I think of his mother. Ilryth watched her go through what I am. Watched her be anointed. Watched her memories be offered up, one by one, before her body was. Did she even recognize him in the end?Will I?
The pain that courses through me on his behalf is almost too great to bear.
“It won’t be for nothing,” I say softly. He startles. Before he can speak, I continue. “If—whenI go, I will do all I can to quell his rage. To be worthy.” If I’m ever worthy for one thing in my life, please, let it be this. “But even if I fail, it won’t mean nothing.”
He leans back slightly, straightening, as if he’s drawing a slow, deep breath. His brow turns in slightly at the center. My chest is tight in sympathy. I reach forward and grab both of his hands, trying to share in his pain—to prove to him that it’s really all right.
“It will be worth it to me just to try. Now that I know my family will be safe.” I pat the bag of silver that’s at my hip. “Trying to keep them all—and the Eversea—safe for eternity will be a good way to go. I’ve watched people die for a lot less.”
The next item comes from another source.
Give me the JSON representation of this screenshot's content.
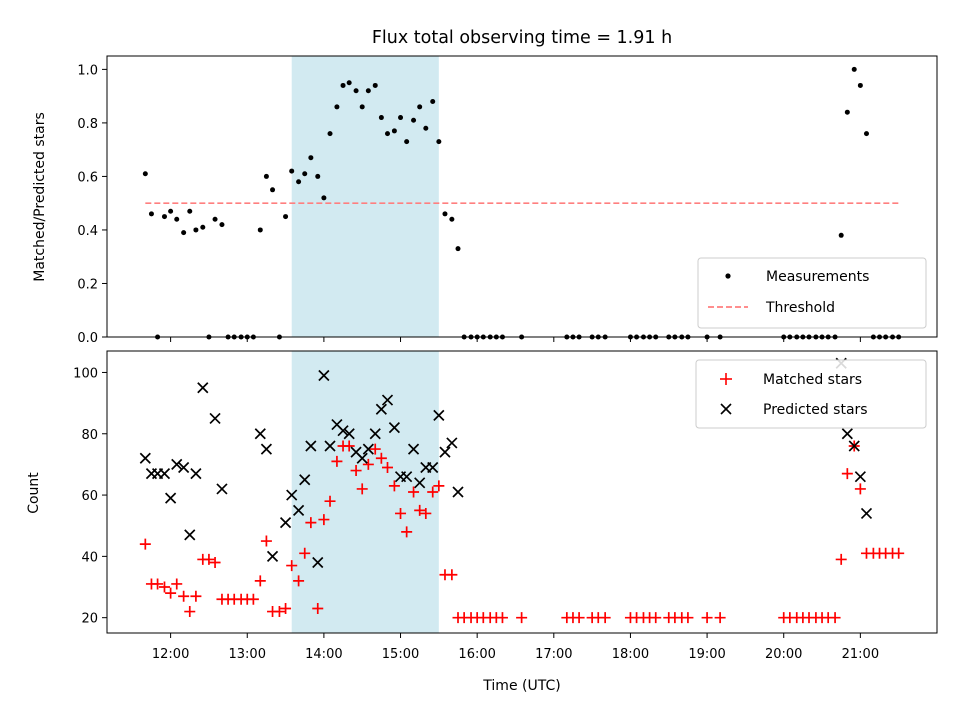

Ilryth’s eyes, as deep as the mysterious wood, dip closed. He releases the tension that’s built within us with a barely audible sigh, leans forward, and rests his forehead on mine. I can’t resist raising my chin slightly, on instinct, pulled by a fragile, tenuous thread. Our noses almost touch and, for a minute, we float in a stasis of our own making. The cool waters of the Gray Trench give way to the warmth of our bodies. Our fingers stay interlocked, neither of us willing to break this moment of connection—of comfort.
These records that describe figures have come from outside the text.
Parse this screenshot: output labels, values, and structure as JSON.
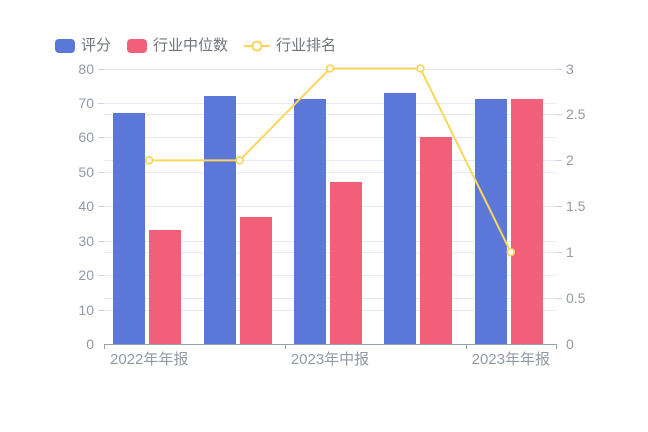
{
  "background": "#ffffff",
  "legend": {
    "items": [
      "评分",
      "行业中位数",
      "行业排名"
    ]
  },
  "chart_data": {
    "type": "bar+line",
    "categories": [
      "2022年年报",
      "",
      "2023年中报",
      "",
      "2023年年报"
    ],
    "x_tick_labels": [
      "2022年年报",
      "2023年中报",
      "2023年年报"
    ],
    "series": [
      {
        "name": "评分",
        "type": "bar",
        "axis": "left",
        "color": "#5b77d8",
        "values": [
          67,
          72,
          71,
          73,
          71
        ]
      },
      {
        "name": "行业中位数",
        "type": "bar",
        "axis": "left",
        "color": "#f25f79",
        "values": [
          33,
          37,
          47,
          60,
          71
        ]
      },
      {
        "name": "行业排名",
        "type": "line",
        "axis": "right",
        "color": "#fbd65d",
        "marker_fill": "#ffffff",
        "values": [
          2,
          2,
          3,
          3,
          1
        ]
      }
    ],
    "left_axis": {
      "min": 0,
      "max": 80,
      "step": 10,
      "tick_labels": [
        "0",
        "10",
        "20",
        "30",
        "40",
        "50",
        "60",
        "70",
        "80"
      ]
    },
    "right_axis": {
      "min": 0,
      "max": 3,
      "step": 0.5,
      "tick_labels": [
        "0",
        "0.5",
        "1",
        "1.5",
        "2",
        "2.5",
        "3"
      ]
    },
    "grid": true,
    "legend_position": "top-left",
    "colors": {
      "grid_line": "#e5e9f3",
      "axis_line": "#9ba1aa",
      "axis_text": "#939aa5",
      "legend_text": "#70757d"
    }
  }
}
“Why are you so willing to give everything up so gracefully for people who will never know?” he murmurs. Had he spoke the words, I would’ve been able to feel his breath graze across my lips. He is that achingly close. “How can you be willing to give everything without a second thought?”
“I think I’ve had many second thoughts,” I quip. A low chuckle rumbles across the edges of my mind, drawing a smile across my lips. My tone turns serious once more. “Because, Ilryth, I’ve been a burden on so many people around me. Doing this—possibly, literally, saving our worlds—is the very least I can do.” Honesty comes with surprising ease.
“You are not a burden. I doubt you ever have been.”
“You clearly don’t know me.” I pull away slightly to meet his eyes as they flutter open, retreating from the almost inescapable pull of the moment before it got the better of me.
“I know you better than you think.” His voice is deep and full. Stare intense.
It’s too much for me to handle. This topic. The small flutter of my heartbeat. The undeniable want to kiss him in a way that would’ve consumed me whole.